You may not think much about your home’s energy efficiency, but doing so can have significant benefits for your wallet and the environment. At the same time, making your home more energy efficient can be an expensive and confusing process. Our goal is to make home energy upgrades easier for residents living in the Central and North Coast of British Columbia. We’re working with local and regional governments to find the most effective ways to improve energy efficiency in homes and reduce energy consumption and costs, pinpointing the major stumbling blocks and proposing actions to address these hurdles.
Ecotrust Canada has been collaborating on a study with the City of Prince Rupert as part of our work to equip communities with data and recommendations to support energy-efficient home renovations. The study includes a home archetype analysis, where we analyzed the energy consumption of different types of homes in the area and identified the most effective ways to save energy and costs in each one. We found that electric air source heat pumps are the upgrade option with the highest potential for energy and cost savings in many Prince Rupert homes. The upgrades will be paid off by cost savings between two to nine years, reducing energy expenses by over $1,000-$2,000+ per year (along with impressive potential emissions reductions) for those switching from gas. Insulation tends to be a cost-effective investment as well, and window upgrades may be worthwhile in some scenarios.
As an example of an average Prince Rupert home, the table below shows the estimated costs and savings from an upgrade to an air-source heat pump, attic and foundation wall insulation, and air sealing. Of course, actual results differ by home and depend on a variety of factors.
The study also involved gathering input from many members of the community, including a household survey, in-person interviews with over 20 representatives from different groups and organizations, and speaking directly with community members at Seafest to gather input, to ensure a variety of perspectives were considered.
We heard that energy and upgrade costs are a significant concern for many residents, with over half of survey respondents finding their costs unaffordable. Engagement also revealed several barriers to energy efficiency improvements, including many people not having heard of some or any of the available rebate programs and upgrade options, the high up-front cost of upgrades, difficulties finding reliable contractors, and navigating the complexity of the upgrade process.
Multiple residents recounted challenges getting the home energy evaluation required to access federal rebates (or not knowing this needed to be done before and after the upgrade), but the good news is there is now an Energy Advisor based in Prince Rupert. Many were not aware of provincial supports, including the $9,000 northern top-up offer, which applies in Prince Rupert for upgrading from gas to an electric heat pump, or the Income-Qualified Program available for lower-income households.

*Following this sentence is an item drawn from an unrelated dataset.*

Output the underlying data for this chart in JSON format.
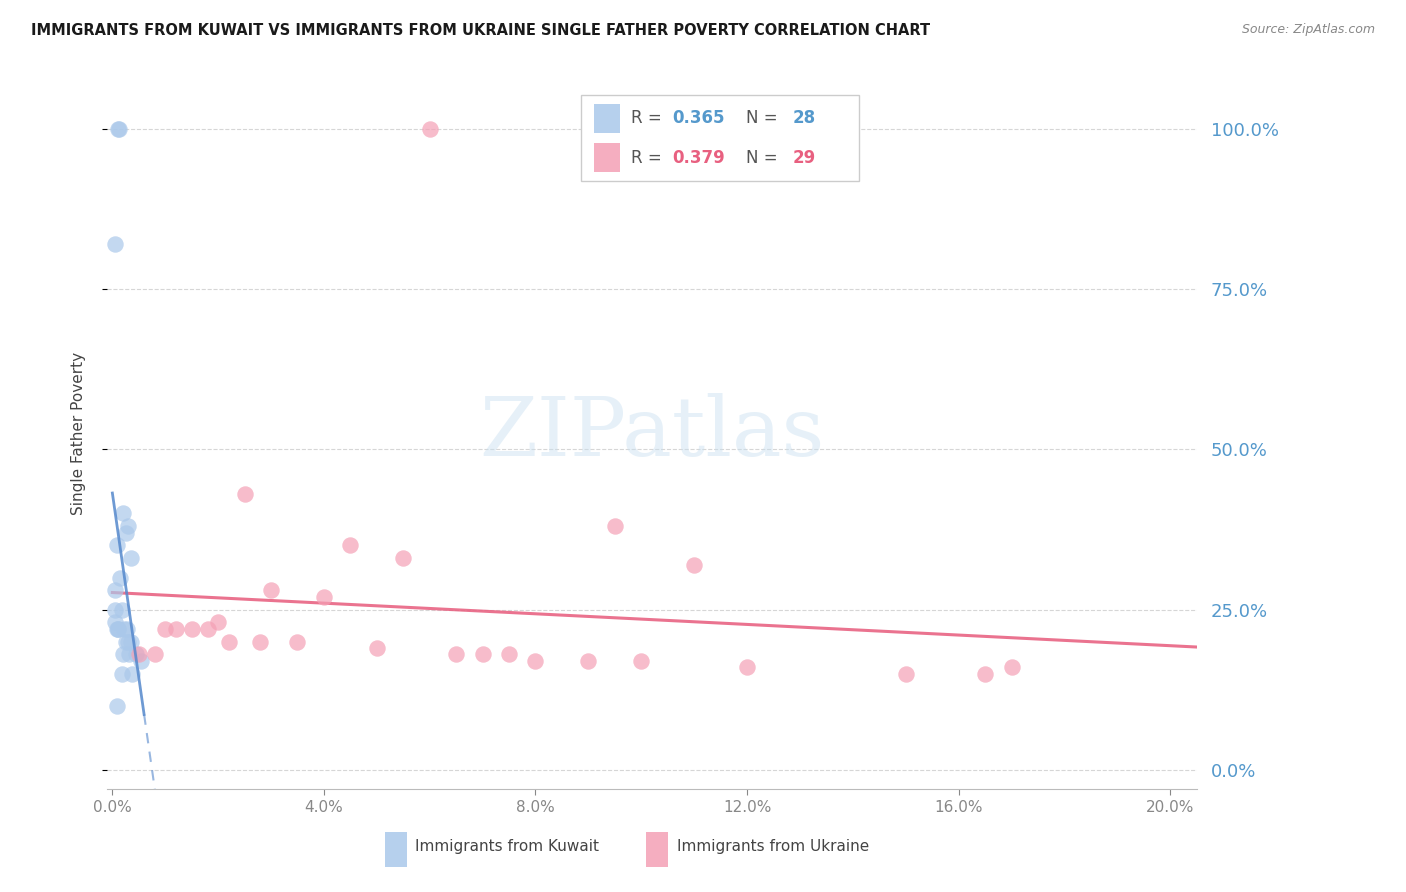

Based on our findings, initiatives to improve home energy efficiency in Prince Rupert could include providing education and outreach to residents on the benefits of energy efficiency and the available incentives and programs, offering individual guidance to households, and collaborating with businesses in the industry on training. The potential impacts in terms of monetary and energy savings, as well as benefits to health, housing, and the local economy, are impressive. The study, which will be published online in late September, provides information and strategic recommendations that create a foundation for practical on-the-ground work that can help reduce energy consumption and carbon emissions in Prince Rupert.
 Technical upgrade details for the table: 78% efficient gas furnace or electric baseboard to ASHP, HSPF 10 SEER 20. Attic R28 to R50. Foundation wall R0 to R20. Air sealing 4.01 to 3.61 ACH50.